Porém, sabemos que Nietzsche desejava para seus melhores amigos as amarguras da vida - rsrsrsrsrs - Nietzsche acreditava que passar por dificuldades engrandecia o homem e o levava em busca do "além-do-homem". Portanto, quem sabe ele falou mal de Spinoza com o intuíto de engrandecer nosso querido pensador? rsrsrsrsrsrsrsrs - Tá certo, é otimismo demais... mas não podemos negar as muitas semelhanças que encontramos entre eles, embora as grandes diferenças também.
Só deixando mais claro o que no texto pode ser mal interpretado... Nietzsche NÃO APOIOU O NAZISMO! Suas idéias podem ter sido adaptadas ao nazismo, até porque a irmã do Nietzsche era adepta do nazismo. No entanto, Nietzsche nunca apoiou o nazismo, aliás, ele ficou louco antes disto - rsrsrsrs.
Guilherme:
Perdão... o "dar apoio" realmente ficou mal colocado.

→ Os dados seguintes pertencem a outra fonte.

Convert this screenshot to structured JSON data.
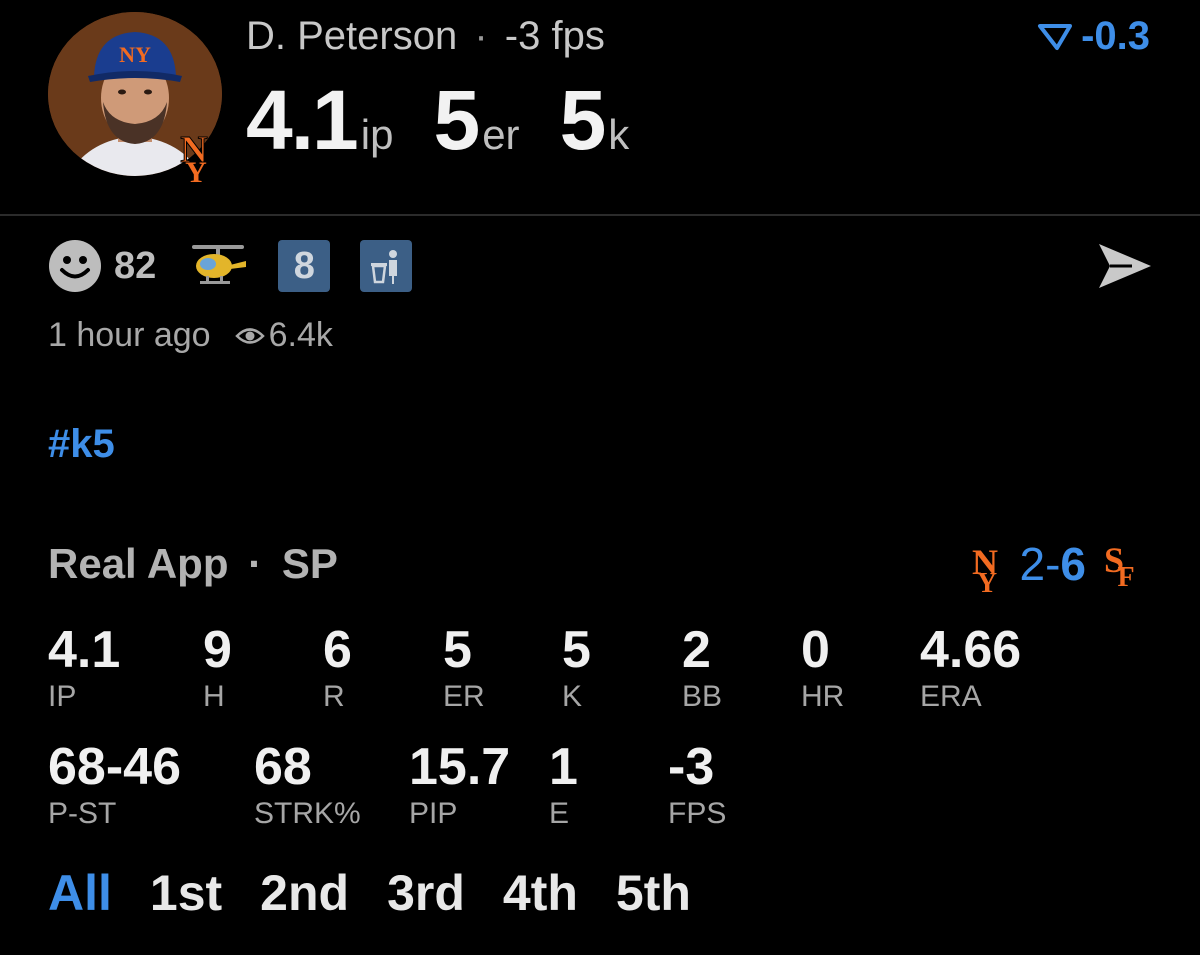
{
  "header": {
    "player_name": "D. Peterson",
    "separator": "·",
    "fps_text": "-3 fps",
    "delta": "-0.3",
    "line": [
      {
        "value": "4.1",
        "unit": "ip"
      },
      {
        "value": "5",
        "unit": "er"
      },
      {
        "value": "5",
        "unit": "k"
      }
    ]
  },
  "reactions": {
    "smiley_count": "82",
    "badge_number": "8",
    "icons": [
      "smiley-icon",
      "helicopter-icon",
      "number-badge",
      "trash-icon"
    ]
  },
  "meta": {
    "time_ago": "1 hour ago",
    "views": "6.4k"
  },
  "hashtag": "#k5",
  "game": {
    "app_name": "Real App",
    "separator": "·",
    "position": "SP",
    "score_left": "2",
    "score_dash": "-",
    "score_right": "6"
  },
  "stats_row1": [
    {
      "value": "4.1",
      "label": "IP"
    },
    {
      "value": "9",
      "label": "H"
    },
    {
      "value": "6",
      "label": "R"
    },
    {
      "value": "5",
      "label": "ER"
    },
    {
      "value": "5",
      "label": "K"
    },
    {
      "value": "2",
      "label": "BB"
    },
    {
      "value": "0",
      "label": "HR"
    },
    {
      "value": "4.66",
      "label": "ERA"
    }
  ],
  "stats_row2": [
    {
      "value": "68-46",
      "label": "P-ST"
    },
    {
      "value": "68",
      "label": "STRK%"
    },
    {
      "value": "15.7",
      "label": "PIP"
    },
    {
      "value": "1",
      "label": "E"
    },
    {
      "value": "-3",
      "label": "FPS"
    }
  ],
  "innings_tabs": [
    "All",
    "1st",
    "2nd",
    "3rd",
    "4th",
    "5th"
  ],
  "active_tab": "All",
  "colors": {
    "accent": "#3e8ee8",
    "mets_orange": "#f26b21",
    "background": "#000000"
  }
}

A intenção era dizer algo referente a Nietzsche "dar suporte ou fundamentar" uma ideia como o nazismo, e não de "referendá-la".
As ideias do "além-do-homem" (como um ser superior) e da moral do "aristocrata", quando "retorcidas" - e foi isso o que a irmã de Nietzsche fez - poderiam sugerir essa "fundamentação" filosófica ao grupo hitlerista - três décadas antes, aliás, quatro, porque na última década de vida, Nietzsche já tinha deixado de exteriorizar seus pensamentos.
Quanto ao que você escreveu da opinião de Nietzsche sobre Spinoza, de ele achar um antecessor, não foi em carta, se não me engano; isso está registrado em um de seus livros - pesquisarei. E, também, como você bem escreveu, depois o Friedrich muda de opinião, lançando sete pedras no nosso luso-holandês, sob a pretensa "racionalidade" que não encontrava limites na realidade. Ledo engano o de Nietzsche.
Falando em Nietzsche e Spinoza, eu fui ao primeiro congresso internacional Nietzsche&Spinoza, que se deu aqui no Rio. Parece-me que em agosto acontecerá o segundo... não sei onde, aqui no Brasil.
O primeiro foi bom. Houve palestras com Chantal Jacquet, Marilena Chauí, Viviane Mosé e vários spinozanos e nietzscheanos.
Você já leu algo da Maria Luísa Ribeiro, uma portuguesa "de maaaaaaaaaais!", sobre o Spinoza?
Há um livro dela, pequeno, chamado "A suprema alegria" - acho que é isso - muuuuuuito bom.